9.: Giroud trifft von Bergen unglücklich mit dem Fuß im Gesicht. Der Innenverteidiger blutet stark, für ihn geht es nicht weiter. Senderos kommt in die Partie.

17., 0:1, Giroud: Der Arsenal-Stürmer erzwingt eine Ecke, die Valbuena von rechts ausführt. Die Hereingabe landet am zweiten Pfosten, wo Giroud elf Meter vor dem Kasten am höchsten springt einnickt. Benaglio ist mit den Fingerspitzen noch dran, kann den Einschlag aber nicht mehr verhindern.

18., 0:2, Matuidi: Was ist denn hier los? Nach dem Anstoß spielt Behrami einen Katastrophenpass direkt in die Beine von Benzema, der Matuidi links in den Sechzehner schickt. Benaglio sieht beim Flachschuss auf die kurze Ecke gar nicht gut aus. 67 Sekunden lagen zwischen den Toren.

30.: Die Schweiz über Mehmedi im Vorwärtsgang. Den Abschluss des Freiburgers aus der Distanz kann Lloris nur zur Seite abwehren, wo Shaqiri den Ball aus zwölf Metern direkt nimmt und den Nachschuss aufs lange Eck versucht. Hauchzart streicht die Kugel am Pfosten vorbei!

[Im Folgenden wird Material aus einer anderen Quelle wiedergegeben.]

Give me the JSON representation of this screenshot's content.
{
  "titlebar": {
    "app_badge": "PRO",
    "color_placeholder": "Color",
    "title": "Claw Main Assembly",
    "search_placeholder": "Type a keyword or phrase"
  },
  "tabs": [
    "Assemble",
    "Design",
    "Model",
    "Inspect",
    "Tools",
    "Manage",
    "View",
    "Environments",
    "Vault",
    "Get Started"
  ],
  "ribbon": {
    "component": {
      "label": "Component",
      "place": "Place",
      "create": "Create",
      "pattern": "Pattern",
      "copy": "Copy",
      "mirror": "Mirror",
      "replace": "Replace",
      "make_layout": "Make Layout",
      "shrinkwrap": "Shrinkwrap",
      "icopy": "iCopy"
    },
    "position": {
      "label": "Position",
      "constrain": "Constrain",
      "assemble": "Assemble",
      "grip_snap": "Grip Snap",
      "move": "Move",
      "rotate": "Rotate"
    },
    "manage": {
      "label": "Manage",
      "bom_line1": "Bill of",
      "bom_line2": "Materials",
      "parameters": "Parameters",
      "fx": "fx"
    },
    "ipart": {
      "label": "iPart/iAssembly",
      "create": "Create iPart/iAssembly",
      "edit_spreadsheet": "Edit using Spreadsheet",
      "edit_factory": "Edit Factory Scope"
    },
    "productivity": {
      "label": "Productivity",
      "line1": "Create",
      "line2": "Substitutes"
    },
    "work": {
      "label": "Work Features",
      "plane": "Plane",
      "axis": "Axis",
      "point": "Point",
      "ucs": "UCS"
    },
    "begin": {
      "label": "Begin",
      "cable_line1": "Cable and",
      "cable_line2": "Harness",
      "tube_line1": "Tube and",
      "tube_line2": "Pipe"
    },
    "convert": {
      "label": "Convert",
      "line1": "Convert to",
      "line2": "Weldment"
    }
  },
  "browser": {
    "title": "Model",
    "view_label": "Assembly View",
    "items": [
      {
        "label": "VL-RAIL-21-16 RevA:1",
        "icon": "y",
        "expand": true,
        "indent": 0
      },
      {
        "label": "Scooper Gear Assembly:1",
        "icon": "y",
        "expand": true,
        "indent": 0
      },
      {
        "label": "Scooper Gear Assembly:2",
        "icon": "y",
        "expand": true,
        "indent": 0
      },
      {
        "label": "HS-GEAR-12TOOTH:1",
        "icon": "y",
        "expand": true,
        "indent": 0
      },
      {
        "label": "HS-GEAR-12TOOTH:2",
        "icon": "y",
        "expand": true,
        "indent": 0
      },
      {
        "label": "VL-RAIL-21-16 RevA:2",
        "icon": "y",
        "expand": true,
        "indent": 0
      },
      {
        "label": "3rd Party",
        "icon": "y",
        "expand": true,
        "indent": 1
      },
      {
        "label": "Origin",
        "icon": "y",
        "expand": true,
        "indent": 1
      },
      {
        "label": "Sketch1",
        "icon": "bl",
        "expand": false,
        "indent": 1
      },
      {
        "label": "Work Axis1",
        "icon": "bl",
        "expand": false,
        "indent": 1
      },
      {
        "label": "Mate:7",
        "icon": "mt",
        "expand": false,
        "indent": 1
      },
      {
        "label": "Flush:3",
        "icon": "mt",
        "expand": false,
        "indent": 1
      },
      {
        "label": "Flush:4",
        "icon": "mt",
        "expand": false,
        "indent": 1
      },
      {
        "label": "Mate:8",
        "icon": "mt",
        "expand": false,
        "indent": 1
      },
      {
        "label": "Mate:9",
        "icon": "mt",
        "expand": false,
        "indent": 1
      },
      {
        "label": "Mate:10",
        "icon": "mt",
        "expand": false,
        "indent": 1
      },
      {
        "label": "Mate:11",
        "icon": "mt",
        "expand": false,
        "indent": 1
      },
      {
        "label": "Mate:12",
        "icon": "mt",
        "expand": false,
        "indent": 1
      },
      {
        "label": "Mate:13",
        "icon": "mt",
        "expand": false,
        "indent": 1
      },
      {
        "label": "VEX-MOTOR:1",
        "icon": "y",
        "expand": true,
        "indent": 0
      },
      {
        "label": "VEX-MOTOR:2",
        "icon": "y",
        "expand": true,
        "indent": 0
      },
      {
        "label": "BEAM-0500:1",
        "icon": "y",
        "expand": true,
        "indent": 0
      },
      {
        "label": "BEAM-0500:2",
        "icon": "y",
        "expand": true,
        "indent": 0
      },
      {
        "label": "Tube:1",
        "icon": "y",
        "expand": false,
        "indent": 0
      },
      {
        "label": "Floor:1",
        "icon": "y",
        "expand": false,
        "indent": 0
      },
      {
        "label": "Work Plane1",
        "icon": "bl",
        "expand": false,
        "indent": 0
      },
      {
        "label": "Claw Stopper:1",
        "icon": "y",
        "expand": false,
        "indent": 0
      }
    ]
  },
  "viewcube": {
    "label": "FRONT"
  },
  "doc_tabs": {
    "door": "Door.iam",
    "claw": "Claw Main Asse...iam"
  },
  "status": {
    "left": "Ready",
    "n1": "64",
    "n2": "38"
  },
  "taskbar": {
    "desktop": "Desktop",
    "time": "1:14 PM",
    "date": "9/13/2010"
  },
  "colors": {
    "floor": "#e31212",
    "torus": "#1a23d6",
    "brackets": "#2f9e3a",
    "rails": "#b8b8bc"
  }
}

32.: Es ist nicht zu fassen! Djourou legt Benzema mit einem unnötigen wie dämlichen Foul - Elfmeter. Der Gefoulte tritt selbst an und scheitert an Benaglio, der schnell im linken Eck ist. Der Abpraller springt hoch zurück ins Feld, wo Cabaye heran rauscht und die Kugel aus fünf Metern vor dem leeren Tor volley an die Latte donnert.

40., 0:3, Valbuena: Eine Ecke der Eidgenossen wird dank des schnellen Umschaltens von Benzema und Varane zum Konter für Frankreich. Giroud ist nach einem Steilpass auf links komplett frei durch und passt perfekt in die Mitte, wo Valbuena locker einschiebt.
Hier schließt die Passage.